Voices in the Air

23 Mar

downloadI picked up an advanced readers copy of Naomi Shihab Nye’s Voices in the Air when I was at the ALA Midwinter Conference in Denver. I’ve been reading it at school, during independent reading time. Lovely poems reflecting on a variety of  artists, writers, poets, historical figures, and ordinary people.

I heard her speak a number of years ago at a conference. She was wonderfully dynamic and gave us advice I have tried to follow: write three lines everyday.

Imagine my delight when, Sunday night, I was listening to On Being on the radio and Naomi Shihab Nye was the guest. She read and talked about her poetry and her view of the world. Here are some of the bits I gleaned from the program.

  1. You are living in a poem.
  2. Very rarely do you hear anyone say they write things down and feel worse.
  3. Talking about poetry is also talking about how we move through the world.
  4. You have to write things down as they come to you.
  5. When you write things down, you find out what you notice.
  6. You listen to yourself when you go back and look at what you wrote.
  7. Consider reading your children awake when they get older.

If you read nothing else today, read Naomi Shihab Nye’s poem, “Kindness”.

 

8 Responses to “Voices in the Air”

  1. Elisabeth Ellington March 23, 2018 at 6:41 am #

    I really enjoyed this podcast too and was very excited to spot a copy of Voices in the Air on my shelf in my office–I’d forgotten that I picked it up at NCTE. Of course then I promptly left it there so reading will have to wait until next week. I loved the story of her waking her son up with reading. I am not sure how my son will respond, but I may start reading a poem to him first thing in the morning. A short one! Very short!

  2. Brian Rozinsky March 23, 2018 at 7:01 am #

    This line feels like one of those blinding glimpses of the obvious: “Very rarely do you hear anyone say they write things down and feel worse.” It’s the getting to the writing down that often feels like a steep climb!

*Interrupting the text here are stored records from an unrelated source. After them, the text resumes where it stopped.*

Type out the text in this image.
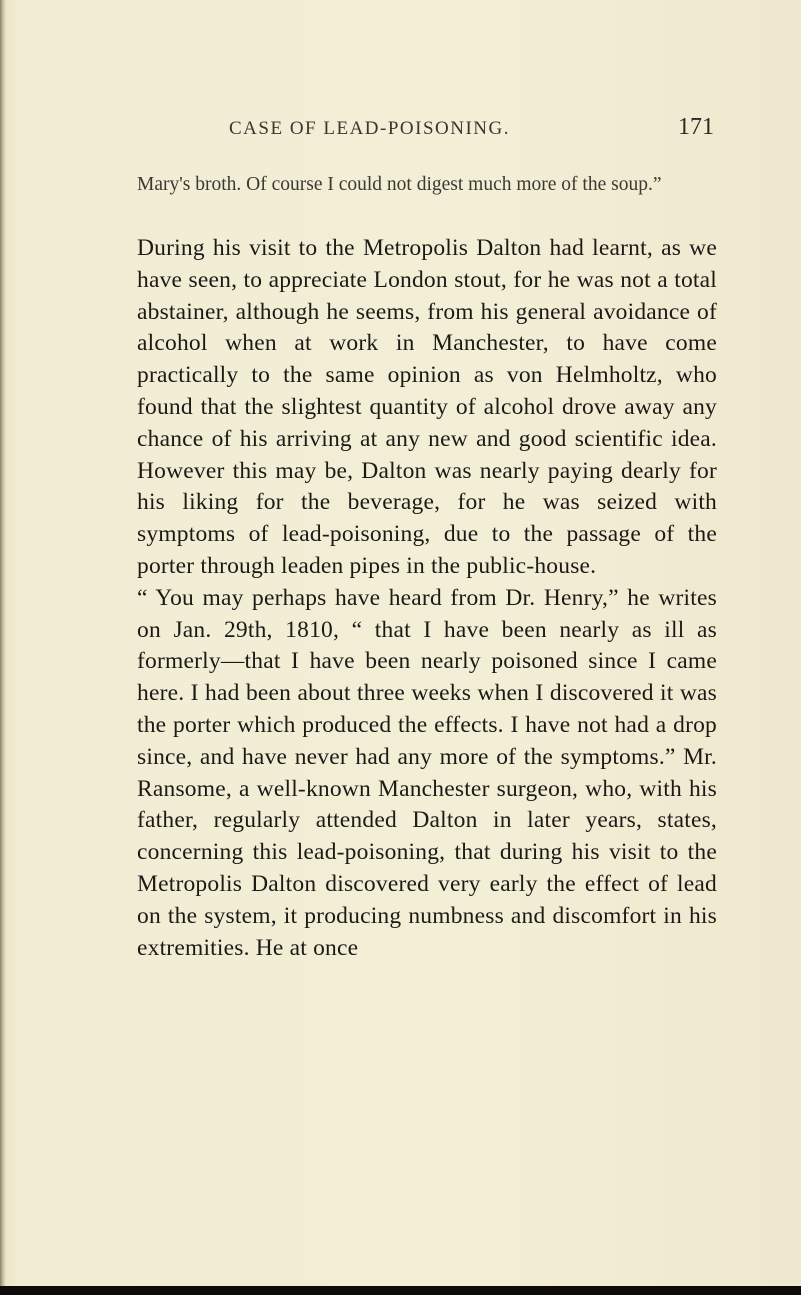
CASE OF LEAD-POISONING.	171
Mary's broth. Of course I could not digest much more of the soup.”

During his visit to the Metropolis Dalton had learnt, as we have seen, to appreciate London stout, for he was not a total abstainer, although he seems, from his general avoidance of alcohol when at work in Manchester, to have come practically to the same opinion as von Helmholtz, who found that the slightest quantity of alcohol drove away any chance of his arriving at any new and good scientific idea. However this may be, Dalton was nearly paying dearly for his liking for the beverage, for he was seized with symptoms of lead-poisoning, due to the passage of the porter through leaden pipes in the public-house.

“ You may perhaps have heard from Dr. Henry,” he writes on Jan. 29th, 1810, “ that I have been nearly as ill as formerly—that I have been nearly poisoned since I came here. I had been about three weeks when I discovered it was the porter which produced the effects. I have not had a drop since, and have never had any more of the symptoms.” Mr. Ransome, a well-known Manchester surgeon, who, with his father, regularly attended Dalton in later years, states, concerning this lead-poisoning, that during his visit to the Metropolis Dalton discovered very early the effect of lead on the system, it producing numbness and discomfort in his extremities. He at once
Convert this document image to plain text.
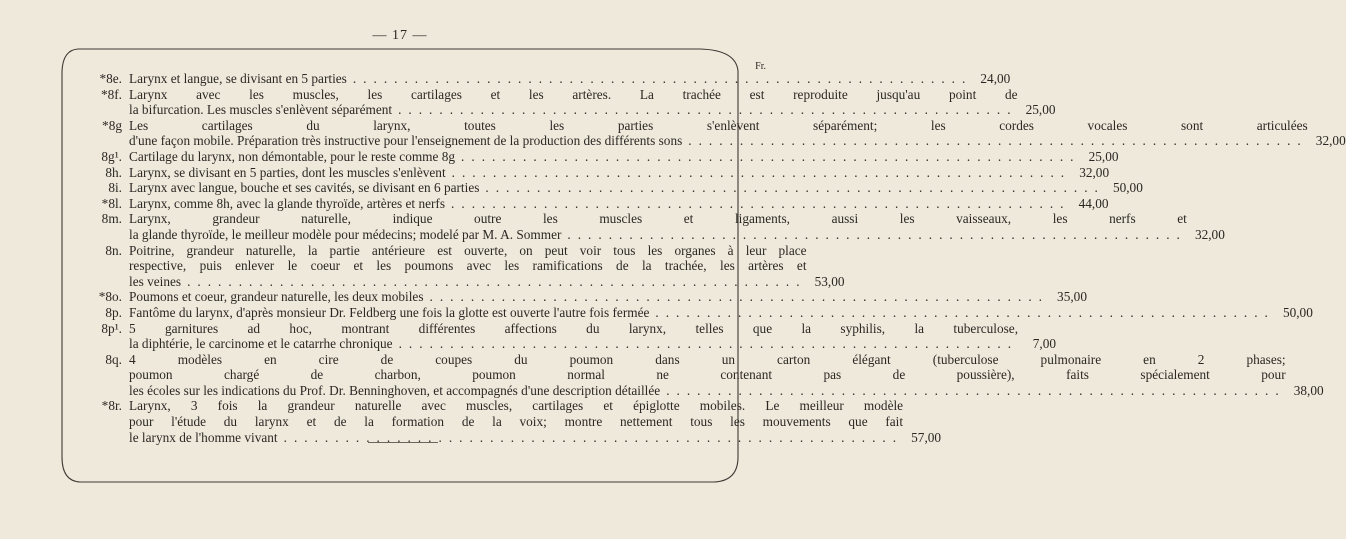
— 17 —
Fr.
*8e. Larynx et langue, se divisant en 5 parties ............................................................ 24,00
*8f. Larynx avec les muscles, les cartilages et les artères. La trachée est reproduite jusqu'au point de
la bifurcation. Les muscles s'enlèvent séparément ............................................................ 25,00
*8g Les cartilages du larynx, toutes les parties s'enlèvent séparément; les cordes vocales sont articulées
d'une façon mobile. Préparation très instructive pour l'enseignement de la production des différents sons ............................................................ 32,00
8g¹. Cartilage du larynx, non démontable, pour le reste comme 8g ............................................................ 25,00
8h. Larynx, se divisant en 5 parties, dont les muscles s'enlèvent ............................................................ 32,00
8i. Larynx avec langue, bouche et ses cavités, se divisant en 6 parties ............................................................ 50,00
*8l. Larynx, comme 8h, avec la glande thyroïde, artères et nerfs ............................................................ 44,00
8m. Larynx, grandeur naturelle, indique outre les muscles et ligaments, aussi les vaisseaux, les nerfs et
la glande thyroïde, le meilleur modèle pour médecins; modelé par M. A. Sommer ............................................................ 32,00
8n. Poitrine, grandeur naturelle, la partie antérieure est ouverte, on peut voir tous les organes à leur place
respective, puis enlever le coeur et les poumons avec les ramifications de la trachée, les artères et
les veines ............................................................ 53,00
*8o. Poumons et coeur, grandeur naturelle, les deux mobiles ............................................................ 35,00
8p. Fantôme du larynx, d'après monsieur Dr. Feldberg une fois la glotte est ouverte l'autre fois fermée ............................................................ 50,00
8p¹. 5 garnitures ad hoc, montrant différentes affections du larynx, telles que la syphilis, la tuberculose,
la diphtérie, le carcinome et le catarrhe chronique ............................................................	7,00
8q. 4 modèles en cire de coupes du poumon dans un carton élégant (tuberculose pulmonaire en 2 phases;
poumon chargé de charbon, poumon normal ne contenant pas de poussière), faits spécialement pour
les écoles sur les indications du Prof. Dr. Benninghoven, et accompagnés d'une description détaillée ............................................................ 38,00
*8r. Larynx, 3 fois la grandeur naturelle avec muscles, cartilages et épiglotte mobiles. Le meilleur modèle
pour l'étude du larynx et de la formation de la voix; montre nettement tous les mouvements que fait
le larynx de l'homme vivant ............................................................ 57,00
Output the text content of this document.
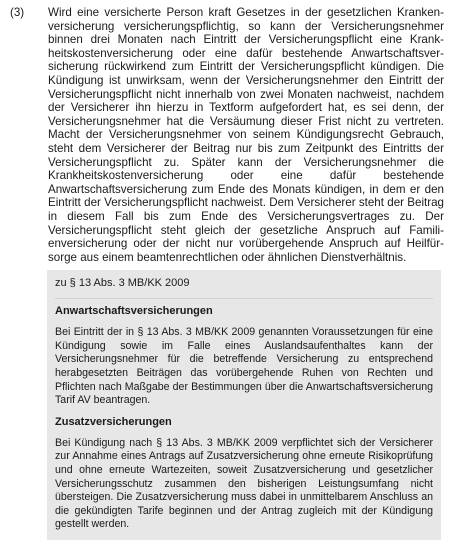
(3)	Wird eine versicherte Person kraft Gesetzes in der gesetzlichen Krankenversicherung versicherungspflichtig, so kann der Versicherungsnehmer binnen drei Monaten nach Eintritt der Versicherungspflicht eine Krankheitskostenversicherung oder eine dafür bestehende Anwartschaftsversicherung rückwirkend zum Eintritt der Versicherungspflicht kündigen. Die Kündigung ist unwirksam, wenn der Versicherungsnehmer den Eintritt der Versicherungspflicht nicht innerhalb von zwei Monaten nachweist, nachdem der Versicherer ihn hierzu in Textform aufgefordert hat, es sei denn, der Versicherungsnehmer hat die Versäumung dieser Frist nicht zu vertreten. Macht der Versicherungsnehmer von seinem Kündigungsrecht Gebrauch, steht dem Versicherer der Beitrag nur bis zum Zeitpunkt des Eintritts der Versicherungspflicht zu. Später kann der Versicherungsnehmer die Krankheitskostenversicherung oder eine dafür bestehende Anwartschaftsversicherung zum Ende des Monats kündigen, in dem er den Eintritt der Versicherungspflicht nachweist. Dem Versicherer steht der Beitrag in diesem Fall bis zum Ende des Versicherungsvertrages zu. Der Versicherungspflicht steht gleich der gesetzliche Anspruch auf Familienversicherung oder der nicht nur vorübergehende Anspruch auf Heilfürsorge aus einem beamtenrechtlichen oder ähnlichen Dienstverhältnis.

zu § 13 Abs. 3 MB/KK 2009
Anwartschaftsversicherungen

Bei Eintritt der in § 13 Abs. 3 MB/KK 2009 genannten Voraussetzungen für eine Kündigung sowie im Falle eines Auslandsaufenthaltes kann der Versicherungsnehmer für die betreffende Versicherung zu entsprechend herabgesetzten Beiträgen das vorübergehende Ruhen von Rechten und Pflichten nach Maßgabe der Bestimmungen über die Anwartschaftsversicherung Tarif AV beantragen.

Zusatzversicherungen

Bei Kündigung nach § 13 Abs. 3 MB/KK 2009 verpflichtet sich der Versicherer zur Annahme eines Antrags auf Zusatzversicherung ohne erneute Risikoprüfung und ohne erneute Wartezeiten, soweit Zusatzversicherung und gesetzlicher Versicherungsschutz zusammen den bisherigen Leistungsumfang nicht übersteigen. Die Zusatzversicherung muss dabei in unmittelbarem Anschluss an die gekündigten Tarife beginnen und der Antrag zugleich mit der Kündigung gestellt werden.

  3. Alice Nine March 23, 2018 at 7:51 am #

    So much to ponder in your post! Never thought about this: “Very rarely do you hear anyone say they write things down and feel worse.” So true. Also, I like, ” reading your children awake.” I’m connecting this thought to home and to classroom. And, yes!! “Kindness” is a poem to read and re-read.

  4. elsie March 23, 2018 at 10:07 am #

    I think I will marinate the idea that I am living in a poem. Sounds like a lovely place to be.

  5. franmccrackin March 23, 2018 at 4:06 pm #

    I enjoyed your post and thank you for sharing the list. It is timely for me as I am trying to read, ponder, try and write more poetry. Great #1-7.

  6. arjeha March 23, 2018 at 6:20 pm #

    “Write three lines every day.” definitely doable. I am thinking that some days it would be difficult to stop after just three lines. So much to think about in your post.

  7. Suzanne March 23, 2018 at 7:17 pm #

    “When you write things down, you find out what you notice.” This is so true! Thank you for reminding me that I bought a book of poetry by Ms. Nye at a conference, now I am going to read it!

  8. humbleswede March 23, 2018 at 7:48 pm #

    Thank you for this entry and for sending me to “Kindness.” That is a great poem. I’ve heard Naomi Nye speak, too, and I was struck by the depth of her voice. That adds a lot to what I hear now whenever I read her poems. I love the line in your entry where she says, “When you write things down, you find out what you notice.” So simple, but so important. I’m finding the truth in that this month.